Né en 1968 à Saumur et ordonné à 29 ans, Mgr Gobilliard devient en 2006 recteur de la cathédrale du Puy-en-Velay. Entre 2011 et 2012, il s'offre une parenthèse comme enseignant dans un séminaire à Madagascar... déjà sur les pas de Barbarin qui l'avait précédé sur la Grande Ile entre 1994 et 1998.

C'est pendant ce séjour qu'il écrit des lettres publiées plus tard sous le titre de "Journal de Tanjomoha". L'une d'elles, contant sa solitude et son "désir d'une femme", est mise en ligne en 2013 sur le site de la cathédrale du Puy. L'écho - principalement positif - est considérable parmi les fidèles et les religieux.

"J'en étais honteux mais j'ai reçu beaucoup de lettres de prêtres qui m'ont remercié d'aborder ce problème très simplement. Ça a été le début d'une aventure", rapidement nourrie par une formation en psychologie de la vie sexuelle.

Sur fond de scandales répétés qui éclaboussent l'Église, il publie en 2018 "Aime et ce que tu veux, fais-le!", où il confronte son point de vue sur la sexualité des célibataires consacrés avec la sexologue Thérèse Hargot.

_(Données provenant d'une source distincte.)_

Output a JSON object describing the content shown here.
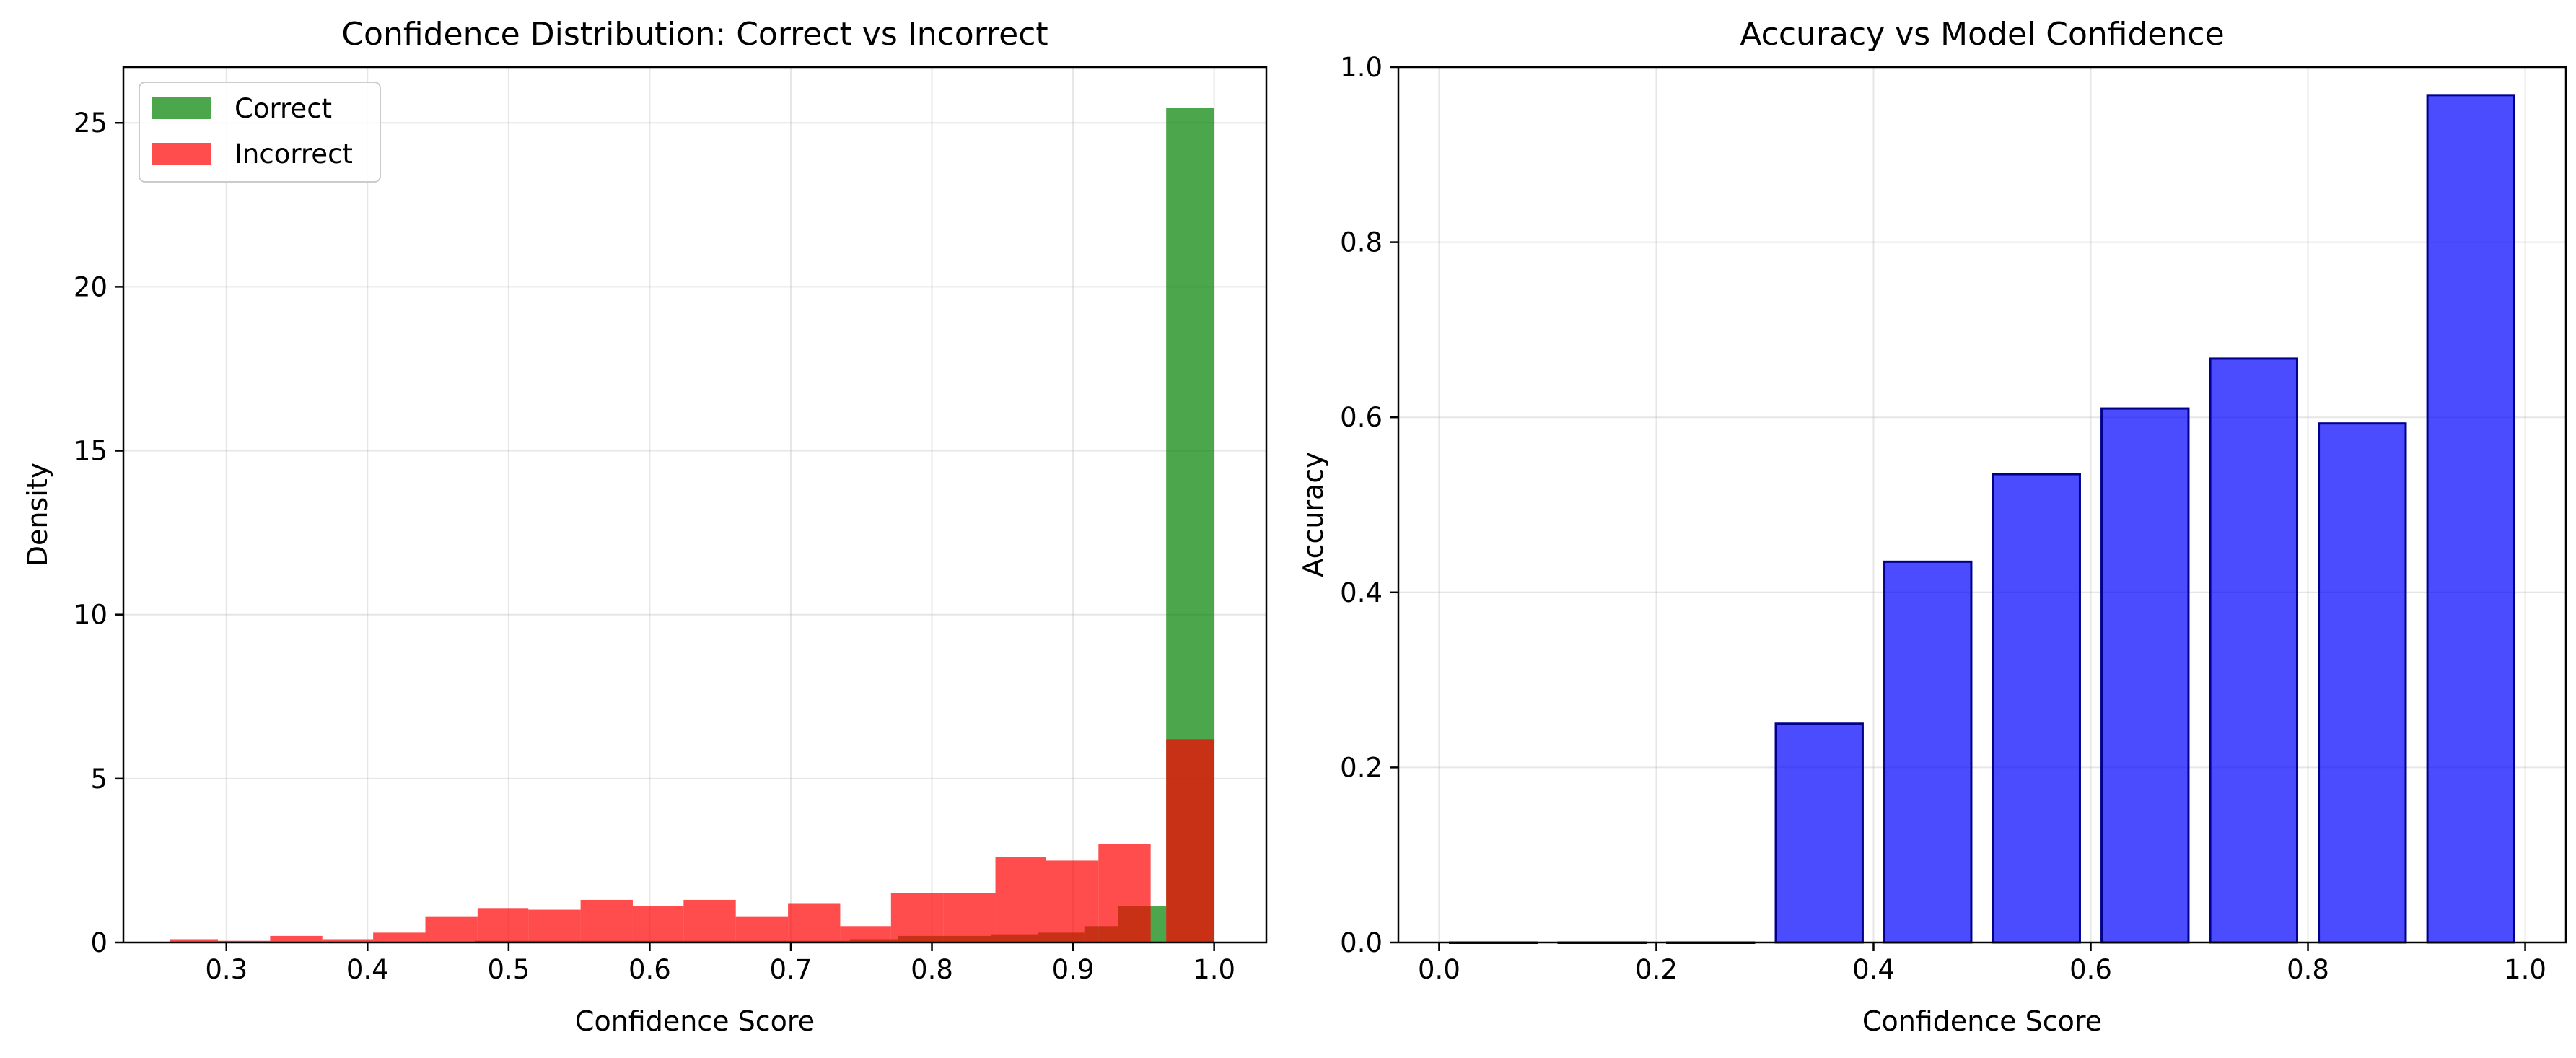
{
  "chart_data": [
    {
      "type": "histogram",
      "title": "Confidence Distribution: Correct vs Incorrect",
      "xlabel": "Confidence Score",
      "ylabel": "Density",
      "xlim": [
        0.227,
        1.037
      ],
      "ylim": [
        0,
        26.7
      ],
      "xticks": [
        "0.3",
        "0.4",
        "0.5",
        "0.6",
        "0.7",
        "0.8",
        "0.9",
        "1.0"
      ],
      "yticks": [
        "0",
        "5",
        "10",
        "15",
        "20",
        "25"
      ],
      "grid": true,
      "legend_position": "top-left",
      "series": [
        {
          "name": "Correct",
          "color": "#008000",
          "bins": [
            {
              "x0": 0.476,
              "x1": 0.609,
              "value": 0.05
            },
            {
              "x0": 0.609,
              "x1": 0.742,
              "value": 0.05
            },
            {
              "x0": 0.742,
              "x1": 0.776,
              "value": 0.1
            },
            {
              "x0": 0.776,
              "x1": 0.809,
              "value": 0.2
            },
            {
              "x0": 0.809,
              "x1": 0.842,
              "value": 0.2
            },
            {
              "x0": 0.842,
              "x1": 0.875,
              "value": 0.25
            },
            {
              "x0": 0.875,
              "x1": 0.908,
              "value": 0.3
            },
            {
              "x0": 0.908,
              "x1": 0.932,
              "value": 0.5
            },
            {
              "x0": 0.932,
              "x1": 0.966,
              "value": 1.1
            },
            {
              "x0": 0.966,
              "x1": 1.0,
              "value": 25.45
            }
          ]
        },
        {
          "name": "Incorrect",
          "color": "#ff0000",
          "bins": [
            {
              "x0": 0.26,
              "x1": 0.294,
              "value": 0.1
            },
            {
              "x0": 0.294,
              "x1": 0.331,
              "value": 0.05
            },
            {
              "x0": 0.331,
              "x1": 0.368,
              "value": 0.2
            },
            {
              "x0": 0.368,
              "x1": 0.404,
              "value": 0.1
            },
            {
              "x0": 0.404,
              "x1": 0.441,
              "value": 0.3
            },
            {
              "x0": 0.441,
              "x1": 0.478,
              "value": 0.8
            },
            {
              "x0": 0.478,
              "x1": 0.514,
              "value": 1.05
            },
            {
              "x0": 0.514,
              "x1": 0.551,
              "value": 1.0
            },
            {
              "x0": 0.551,
              "x1": 0.588,
              "value": 1.3
            },
            {
              "x0": 0.588,
              "x1": 0.624,
              "value": 1.1
            },
            {
              "x0": 0.624,
              "x1": 0.661,
              "value": 1.3
            },
            {
              "x0": 0.661,
              "x1": 0.698,
              "value": 0.8
            },
            {
              "x0": 0.698,
              "x1": 0.735,
              "value": 1.2
            },
            {
              "x0": 0.735,
              "x1": 0.771,
              "value": 0.5
            },
            {
              "x0": 0.771,
              "x1": 0.808,
              "value": 1.5
            },
            {
              "x0": 0.808,
              "x1": 0.845,
              "value": 1.5
            },
            {
              "x0": 0.845,
              "x1": 0.881,
              "value": 2.6
            },
            {
              "x0": 0.881,
              "x1": 0.918,
              "value": 2.5
            },
            {
              "x0": 0.918,
              "x1": 0.955,
              "value": 3.0
            },
            {
              "x0": 0.966,
              "x1": 1.0,
              "value": 6.2
            }
          ]
        }
      ]
    },
    {
      "type": "bar",
      "title": "Accuracy vs Model Confidence",
      "xlabel": "Confidence Score",
      "ylabel": "Accuracy",
      "xlim": [
        -0.0375,
        1.0375
      ],
      "ylim": [
        0,
        1.0
      ],
      "xticks": [
        "0.0",
        "0.2",
        "0.4",
        "0.6",
        "0.8",
        "1.0"
      ],
      "yticks": [
        "0.0",
        "0.2",
        "0.4",
        "0.6",
        "0.8",
        "1.0"
      ],
      "grid": true,
      "color": "#0000ff",
      "bar_width": 0.08,
      "categories": [
        0.05,
        0.15,
        0.25,
        0.35,
        0.45,
        0.55,
        0.65,
        0.75,
        0.85,
        0.95
      ],
      "values": [
        0.0,
        0.0,
        0.0,
        0.25,
        0.435,
        0.535,
        0.61,
        0.667,
        0.593,
        0.968
      ]
    }
  ]
}
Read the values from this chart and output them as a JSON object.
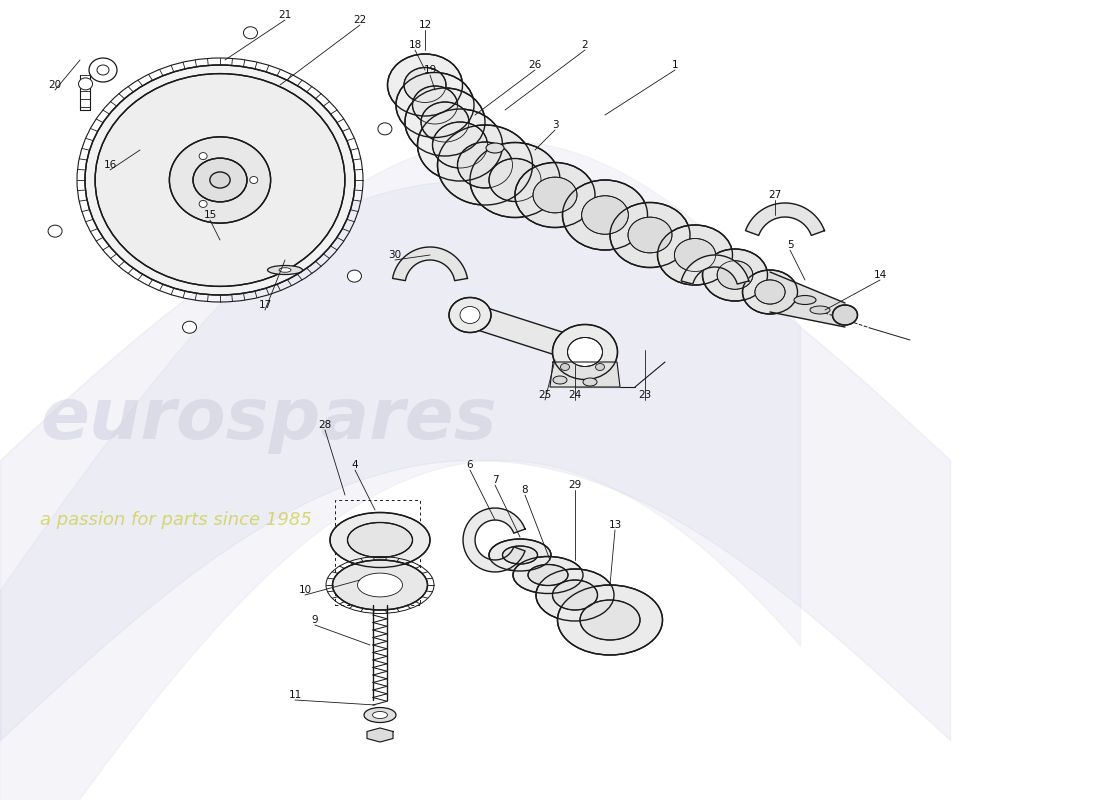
{
  "bg_color": "#ffffff",
  "line_color": "#1a1a1a",
  "watermark_text_1": "eurospares",
  "watermark_text_2": "a passion for parts since 1985",
  "fig_width": 11.0,
  "fig_height": 8.0,
  "dpi": 100
}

Une première pour un religieux français de son rang.

"Je n'avais plus le choix. A partir du moment où j'étais dévoilé, je pouvais l'assumer paisiblement". Même si le sens de ce titre un brin provocateur - encouragé par l'éditeur - n'est pas celui qu'on croit.

"Ça ne veut pas dire aime et fais n'importe quoi. C'est très exigeant, aimer ça veut dire vouloir le bien de l'autre, puis il s'agit ensuite d'aller jusqu'à l'action" par le don de soi, précise-t-il.

Bombardé de facto spécialiste de la sexualité au sein de l'Église française, Mgr Gobilliard est dès lors sollicité par des confrères en recherche de dialogue hors du cadre de la confession. Face à eux, il soutient que "les pulsions sexuelles révèlent toujours un profond besoin d'aimer".

"Je ne leur dis pas +va faire du sport ou prends une douche+, mais +prends ton équilibre dans ton choix de vie, ton ministère, et autour+".

- "On doit changer" -

Au sujet des scandales de pédophilie, l'évêque salue "l'abcès percé", évoquant même "une période favorable".

"Certains me disent: +c'est terrible+, mais moi je dis que c'est très bien, la vérité se fait. Je préfère être dans l'Église maintenant que dans celle d'il y a 20 ans, où on ignorait les choses qui se passaient".

"Le changement réside dans le fait qu'il ne faut pas se prendre pour le centre du monde, il faut faire confiance à la police, la justice. Depuis (le procès Barbarin, ndlr) j'ai déjà fait plusieurs signalements au procureur", commente-t-il.

Clarinettiste assidu, féru de parachutisme, de tennis et de théâtre, Emmanuel Gobilliard incarne une Église moderne tout en adhérant "profondément" au discours du pape François.

Et pas question de remettre en cause le célibat des prêtres ou d'envisager d'accorder plus de place aux femmes dans l'Église.

Face à l'AFP, il consent à effleurer le cas Barbarin, qui a pris du recul en attendant l'appel de sa condamnation à six mois de prison avec sursis pour non-dénonciation d'agressions sexuelles commises dans son diocèse.

"On habite l'un à côté de l'autre. Nos rapports sont francs et fraternels. On a une vie de prière le matin et on prend le petit-déjeuner ensemble". Il n'en dira pas davantage.